El taller pasó de la tensión a la risa cuando Sofía contó que Santiago había bajado unos 12 kilos, usaba pantalones chupines y, también, se había hecho la depilación definitiva en la espalda. Muy fuerte todo, según sus propias palabras.
– ¿Para qué sigues viendo cada detalle de lo que muestra en redes sociales? ¿Cuál es el beneficio de hacerlo?
– Me destruye y sé muy bien que la única que pierde soy yo. Además, sigue siendo un excelente padre, cumple con la cuota alimentaria, nos dejó la casa, aporta más de lo que le corresponde.
Sofía entendió que debía realizar el duelo para poder asimilar todo lo que estaba viviendo. Necesitaba aceptarlo, transitarlo y empezar a buscar nuevos propósitos en su vida. Dos años después reapareció en un taller y no la reconocimos. Se había renovado ella, estaba feliz, en pareja con otro hombre y con planes de casamiento.
– Dejarlo hacer y fijarme en mí fue lo que me permitió entender que tenía mucho para seguir eligiendo. Al aceptar y soltar a Santiago, me liberé yo.
Para saltar a nuestra libertad, es preciso aceptar la libertad de los otros.
Aceptar las circunstancias y dejar de pelearnos con ellas implica también que, a veces, no podemos modificarlas. Los que mejor se adaptan son aquellos/as que no se pelean con lo que les está pasando o ya les pasó porque a partir de la aceptación ya no pretenden cambiar lo que no se puede y diseñan acciones hacia adelante. Al hacerlo no cambiaron lo ocurrido (porque no se puede), cambiaron ellos/as mismos/as.

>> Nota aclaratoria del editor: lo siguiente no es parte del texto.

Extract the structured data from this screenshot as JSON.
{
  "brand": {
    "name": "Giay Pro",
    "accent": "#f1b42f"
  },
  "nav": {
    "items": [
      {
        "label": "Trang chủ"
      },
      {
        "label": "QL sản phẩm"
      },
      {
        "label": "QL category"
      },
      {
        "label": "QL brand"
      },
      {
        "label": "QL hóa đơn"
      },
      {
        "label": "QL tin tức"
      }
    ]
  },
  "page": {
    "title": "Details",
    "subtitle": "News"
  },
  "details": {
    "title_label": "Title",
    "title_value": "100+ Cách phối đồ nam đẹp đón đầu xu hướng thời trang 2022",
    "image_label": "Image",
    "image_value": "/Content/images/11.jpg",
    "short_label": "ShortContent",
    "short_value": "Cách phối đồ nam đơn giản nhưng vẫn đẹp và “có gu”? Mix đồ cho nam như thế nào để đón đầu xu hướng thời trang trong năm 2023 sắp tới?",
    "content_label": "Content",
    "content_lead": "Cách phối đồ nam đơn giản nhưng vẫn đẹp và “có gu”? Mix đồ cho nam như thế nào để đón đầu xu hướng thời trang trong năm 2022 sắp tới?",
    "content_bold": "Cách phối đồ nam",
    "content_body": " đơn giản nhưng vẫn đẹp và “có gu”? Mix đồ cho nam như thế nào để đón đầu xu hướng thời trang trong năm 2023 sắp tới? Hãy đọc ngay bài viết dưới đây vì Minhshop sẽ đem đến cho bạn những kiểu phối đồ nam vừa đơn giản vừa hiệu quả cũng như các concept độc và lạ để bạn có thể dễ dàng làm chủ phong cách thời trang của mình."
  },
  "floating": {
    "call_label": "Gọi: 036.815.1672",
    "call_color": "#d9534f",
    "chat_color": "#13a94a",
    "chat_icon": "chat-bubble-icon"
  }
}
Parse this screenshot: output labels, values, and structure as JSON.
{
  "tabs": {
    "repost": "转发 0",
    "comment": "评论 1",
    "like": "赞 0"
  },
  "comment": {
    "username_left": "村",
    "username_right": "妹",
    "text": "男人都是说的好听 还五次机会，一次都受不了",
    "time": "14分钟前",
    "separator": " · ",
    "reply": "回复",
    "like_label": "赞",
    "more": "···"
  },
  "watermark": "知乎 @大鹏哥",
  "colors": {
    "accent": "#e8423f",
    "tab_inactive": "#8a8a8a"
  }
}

Dejamos de sufrir cuando le encontramos un propósito al dolor. El dolor sigue estando, pero el sufrimiento baja y me habilita a encontrar nuevos espacios de felicidad.
—¿Qué es lo que no puedes modificar desde tu libertad?
—Si no puedes modificarlo, ¿qué quieres hacer contigo?
—¿Qué necesitas lograr?
—¿Cómo quieres hacerlo?
—¿Cómo te vas a dar cuenta de que lo estás logrando?
Saltar a la libertad es hacerse responsable de la vida que hemos elegido y, por lo tanto, de las consecuencias que nuestras acciones generan en nuestro paso a paso por el mundo. La responsabilidad es la habilidad para responder frente a lo que nos sucede usando todos los recursos que están a nuestra disposición y todos los valores que nos constituyen.
—¿Cuáles son tus valores fundamentales hoy?
—¿Podrías enumerarlos?
—¿En qué porcentaje vives de acuerdo a ellos?
Los valores que guían nuestras acciones no son estancos ni deben convertirse en fósiles, porque nos exponen al peligro de ser anacrónicos. Algunos son permanentes como el respeto por la vida, el cuidado de nuestra salud, la solidaridad con los otros, el compartir lo que somos y lo que tenemos... pueden guiarnos para siempre. Otros van mutando con el tiempo y pueden convertirse en piedras de nuestra evolución. Tenemos derecho a cambiar de idea, y eso nos hace libres. Darnos ese espacio para considerar nuestros valores, repactarlos, buscar otros nuevos o mantenerlos es fundamental en el salto hacia la libertad.
La historia de Elena es un ejemplo. La conocimos con protocolos y distancia social un sábado por la tarde. Ella viajó especialmente desde Lincoln, provincia de Buenos Aires, hasta Capital Federal. Nos encontramos con una mujer de 67 años, casada con Miguel hace 40 años, mamá de 3 hijos, abuela de 7 nietos. Ni bien se sentó en el sillón empezó a hablar…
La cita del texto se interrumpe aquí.